Matrix $A \ge 0$ is a semi primitive matrix, if for some $k$ matrix $A^{k}$ contains a positive column.
Prove, if characteristic polynomial of stochastic matrix $A$ equal to $t^{(n-1)}(t-1)$, then A is semi primitive and $\lim_{k \to \infty}A^{k} = A^{n-1}$.
Please give me some hints to prove it. And sorry for my bad English. I'm not an English native speaker.
By the Cayley Hamilton theorem, we have $A^{n} = A^{n-1}$. It follows that $A^{k} = A^{n-1}$ for all $k \geq n$, so it is clear that $\lim_{k \to \infty}A^k = A^{n-1}$.
As for proving that $A$ is primitive: first, show that $A^{n-1}$ must have a rank of $1$.
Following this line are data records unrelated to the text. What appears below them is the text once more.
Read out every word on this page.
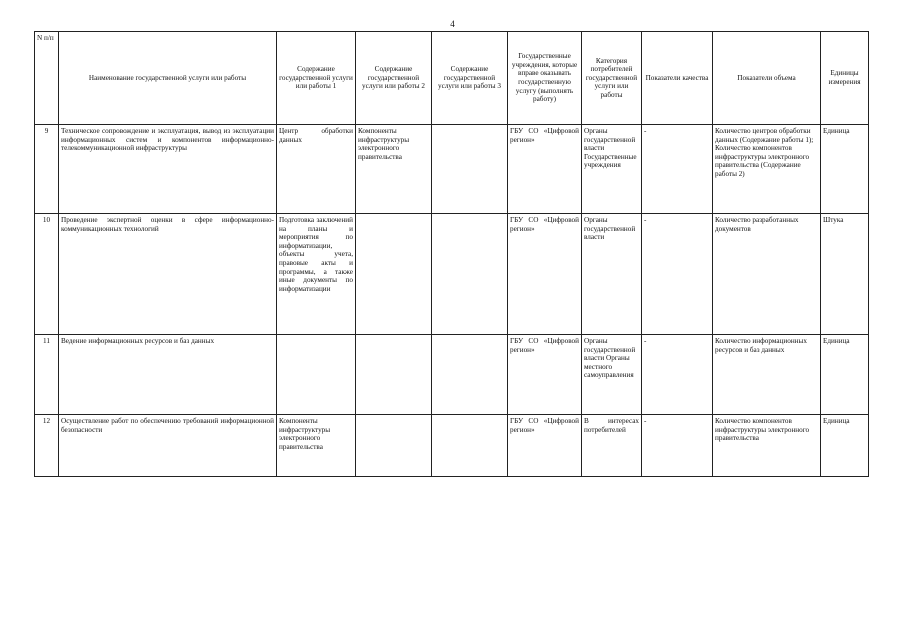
4
N п/п	Наименование государственной услуги или работы	Содержание государственной услуги или работы 1	Содержание государственной услуги или работы 2	Содержание государственной услуги или работы 3	Государственные учреждения, которые вправе оказывать государственную услугу (выполнять работу)	Категория потребителей государственной услуги или работы	Показатели качества	Показатели объема	Единицы измерения
9	Техническое сопровождение и эксплуатация, вывод из эксплуатации информационных систем и компонентов информационно-телекоммуникационной инфраструктуры	Центр обработки данных	Компоненты инфраструктуры электронного правительства		ГБУ СО «Цифровой регион»	Органы государственной власти Государственные учреждения	-	Количество центров обработки данных (Содержание работы 1); Количество компонентов инфраструктуры электронного правительства (Содержание работы 2)	Единица
10	Проведение экспертной оценки в сфере информационно-коммуникационных технологий	Подготовка заключений на планы и мероприятия по информатизации, объекты учета, правовые акты и программы, а также иные документы по информатизации			ГБУ СО «Цифровой регион»	Органы государственной власти	-	Количество разработанных документов	Штука
11	Ведение информационных ресурсов и баз данных				ГБУ СО «Цифровой регион»	Органы государственной власти Органы местного самоуправления	-	Количество информационных ресурсов и баз данных	Единица
12	Осуществление работ по обеспечению требований информационной безопасности	Компоненты инфраструктуры электронного правительства			ГБУ СО «Цифровой регион»	В интересах потребителей	-	Количество компонентов инфраструктуры электронного правительства	Единица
Now, note that $B = A^{n-1}$ is a non-negative, stochastic matrix with rank $1$. Because $B$ has rank $1$, we can write it in the form $$ B = uv^T $$ for column-vectors $u,v$. Because $B$ is non-negative, both $u$ and $v$ must be non-negative. Because $B$ is stochastic, we can take $u$ to be the vector $(1,\dots,1)^T$. That is, the $i$th column of $B$ is equal to $(v_i,\dots,v_i)^T$. Because $B \neq 0$, we must have $v \neq 0$. However, if the $i$th entry of $v$ is positive, then the $i$th column of $B$ must be positive.